Why you may need a lumbar microdiscectomy
A lumbar microdiscectomy is a type of spine surgery performed to relieve pressure on the nerve roots, or spinal cord, caused by a herniated disk, the effect of which is a tearing in the outside casing of the rubbery disks cushioning the vertebrae. When the casing (annulus) tears, the inside jelly-like materials (nucleus pulposus) can leak out and begin to poke and compress the nerve.
Performing a lumbar microdiscectomy will decompress the nerve roots, allow the initial tear in the casing to heal, the residual disc material to remain functional, and hopefully alleviate the source of your back and leg pain.
How to prepare for spine surgery
There are many things you can do to promote long-term disk health before and after surgery.
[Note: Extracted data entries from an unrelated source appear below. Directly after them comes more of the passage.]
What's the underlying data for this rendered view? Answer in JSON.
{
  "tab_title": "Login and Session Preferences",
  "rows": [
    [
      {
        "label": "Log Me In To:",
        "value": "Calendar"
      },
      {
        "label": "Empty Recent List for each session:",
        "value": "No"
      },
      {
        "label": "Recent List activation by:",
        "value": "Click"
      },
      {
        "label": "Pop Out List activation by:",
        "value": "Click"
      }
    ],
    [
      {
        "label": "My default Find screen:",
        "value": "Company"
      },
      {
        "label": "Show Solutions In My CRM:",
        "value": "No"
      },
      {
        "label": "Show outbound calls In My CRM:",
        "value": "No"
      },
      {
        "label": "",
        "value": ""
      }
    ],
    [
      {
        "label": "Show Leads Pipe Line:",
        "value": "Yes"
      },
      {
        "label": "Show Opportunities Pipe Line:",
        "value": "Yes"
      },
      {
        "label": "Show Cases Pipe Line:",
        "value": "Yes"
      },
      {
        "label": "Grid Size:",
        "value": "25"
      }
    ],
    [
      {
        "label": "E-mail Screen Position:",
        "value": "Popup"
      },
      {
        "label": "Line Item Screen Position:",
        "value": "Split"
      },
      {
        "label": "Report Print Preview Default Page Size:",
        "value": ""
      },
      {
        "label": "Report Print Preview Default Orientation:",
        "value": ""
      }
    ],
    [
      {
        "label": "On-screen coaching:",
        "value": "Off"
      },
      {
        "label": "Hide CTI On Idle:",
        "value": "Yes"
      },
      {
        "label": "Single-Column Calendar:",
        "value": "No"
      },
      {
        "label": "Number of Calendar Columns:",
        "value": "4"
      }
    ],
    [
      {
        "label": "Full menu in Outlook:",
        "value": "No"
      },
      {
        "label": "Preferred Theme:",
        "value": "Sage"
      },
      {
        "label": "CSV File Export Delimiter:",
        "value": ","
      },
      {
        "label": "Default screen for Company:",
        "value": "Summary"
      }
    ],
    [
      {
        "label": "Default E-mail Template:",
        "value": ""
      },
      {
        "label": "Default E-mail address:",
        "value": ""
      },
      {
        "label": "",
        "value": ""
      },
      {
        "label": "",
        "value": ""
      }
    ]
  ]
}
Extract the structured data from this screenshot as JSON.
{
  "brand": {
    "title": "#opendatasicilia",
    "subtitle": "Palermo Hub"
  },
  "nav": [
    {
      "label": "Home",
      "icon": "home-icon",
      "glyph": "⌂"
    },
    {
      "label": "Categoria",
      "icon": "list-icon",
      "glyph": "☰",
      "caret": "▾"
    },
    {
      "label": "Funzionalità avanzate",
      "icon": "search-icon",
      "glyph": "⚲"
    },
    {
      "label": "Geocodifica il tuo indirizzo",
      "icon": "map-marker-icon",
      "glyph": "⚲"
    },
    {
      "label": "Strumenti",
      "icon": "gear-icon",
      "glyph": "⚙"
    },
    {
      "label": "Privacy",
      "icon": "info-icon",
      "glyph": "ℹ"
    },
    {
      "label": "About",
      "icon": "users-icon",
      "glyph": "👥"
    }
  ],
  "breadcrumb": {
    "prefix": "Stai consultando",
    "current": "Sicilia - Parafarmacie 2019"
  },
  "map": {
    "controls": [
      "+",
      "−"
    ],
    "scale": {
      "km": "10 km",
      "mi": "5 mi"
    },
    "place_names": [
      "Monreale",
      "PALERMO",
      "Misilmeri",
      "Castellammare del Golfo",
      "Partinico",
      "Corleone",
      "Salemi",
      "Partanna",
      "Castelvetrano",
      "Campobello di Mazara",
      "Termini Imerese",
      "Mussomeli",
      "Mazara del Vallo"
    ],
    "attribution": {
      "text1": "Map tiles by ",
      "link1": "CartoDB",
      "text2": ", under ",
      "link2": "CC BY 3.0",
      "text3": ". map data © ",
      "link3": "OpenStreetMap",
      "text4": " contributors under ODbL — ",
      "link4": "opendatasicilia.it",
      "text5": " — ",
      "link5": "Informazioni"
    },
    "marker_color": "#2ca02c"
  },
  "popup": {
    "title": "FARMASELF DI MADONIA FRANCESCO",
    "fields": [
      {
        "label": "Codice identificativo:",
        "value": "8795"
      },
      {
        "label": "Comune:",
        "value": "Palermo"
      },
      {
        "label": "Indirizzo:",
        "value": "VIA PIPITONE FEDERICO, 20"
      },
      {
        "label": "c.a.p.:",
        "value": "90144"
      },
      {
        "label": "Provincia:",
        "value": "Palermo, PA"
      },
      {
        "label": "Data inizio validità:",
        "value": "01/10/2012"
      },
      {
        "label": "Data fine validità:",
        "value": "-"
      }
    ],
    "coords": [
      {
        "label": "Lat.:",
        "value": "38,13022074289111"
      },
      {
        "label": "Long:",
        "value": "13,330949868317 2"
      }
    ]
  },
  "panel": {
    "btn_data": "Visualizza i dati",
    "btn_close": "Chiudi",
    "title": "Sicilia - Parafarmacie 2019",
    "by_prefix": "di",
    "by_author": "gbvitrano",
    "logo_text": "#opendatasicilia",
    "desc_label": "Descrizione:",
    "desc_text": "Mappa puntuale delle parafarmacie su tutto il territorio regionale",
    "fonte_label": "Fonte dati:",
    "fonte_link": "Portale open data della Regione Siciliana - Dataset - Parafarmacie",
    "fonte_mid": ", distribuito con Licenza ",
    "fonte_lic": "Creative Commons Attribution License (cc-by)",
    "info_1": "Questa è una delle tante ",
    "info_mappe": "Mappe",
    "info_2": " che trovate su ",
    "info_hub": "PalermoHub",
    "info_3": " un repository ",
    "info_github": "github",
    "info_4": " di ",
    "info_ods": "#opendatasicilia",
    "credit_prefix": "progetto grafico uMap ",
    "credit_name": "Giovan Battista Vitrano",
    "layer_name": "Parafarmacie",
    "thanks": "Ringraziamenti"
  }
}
Maintaining a healthy body weight, being mindful of posture, and avoiding tobacco products that are damaging to healthy tissue, are daily ways to maintain spinal health and ensure that they are in the best surgery shape possible! Remaining active and flexible is important before any surgery, but especially following the surgery, continuing to strengthen the back muscles will allow the disks to heal and return to functionality.
What happens during a lumbar microdiscectomy?
In order to locate the precise location of the herniated disks and the site of the compressed nerves, a skin incision will be made to allow the surgeons to take a fluoroscopy x-ray. In order to do so, the surgeon will carefully move the spinal muscles away from the spine, and allow the x-ray to determine the exact location of the tear requiring treatment. With the help of magnifying loupes or an operating microscopy, the soft tissue surrounding the spine is gently opened, to create a direct passage to the ruptured disk. In some cases, a small hole will be drilled in the bone covering the spine (laminotomy) or in the ligament (lamina) to obtain better visualization of the compressed nerve and the ruptured disk.
With optimal visualization of the tear, the surgeon will be able to strategically tease the ruptured disk away from the nerve, remove any loose pieces of the disk, and carefully coagulate any small vessels that may be bleeding but have yet to damage the nerve. Once the pressure is alleviated, the soft tissue will be returned to its place, and the skin incision will be closed.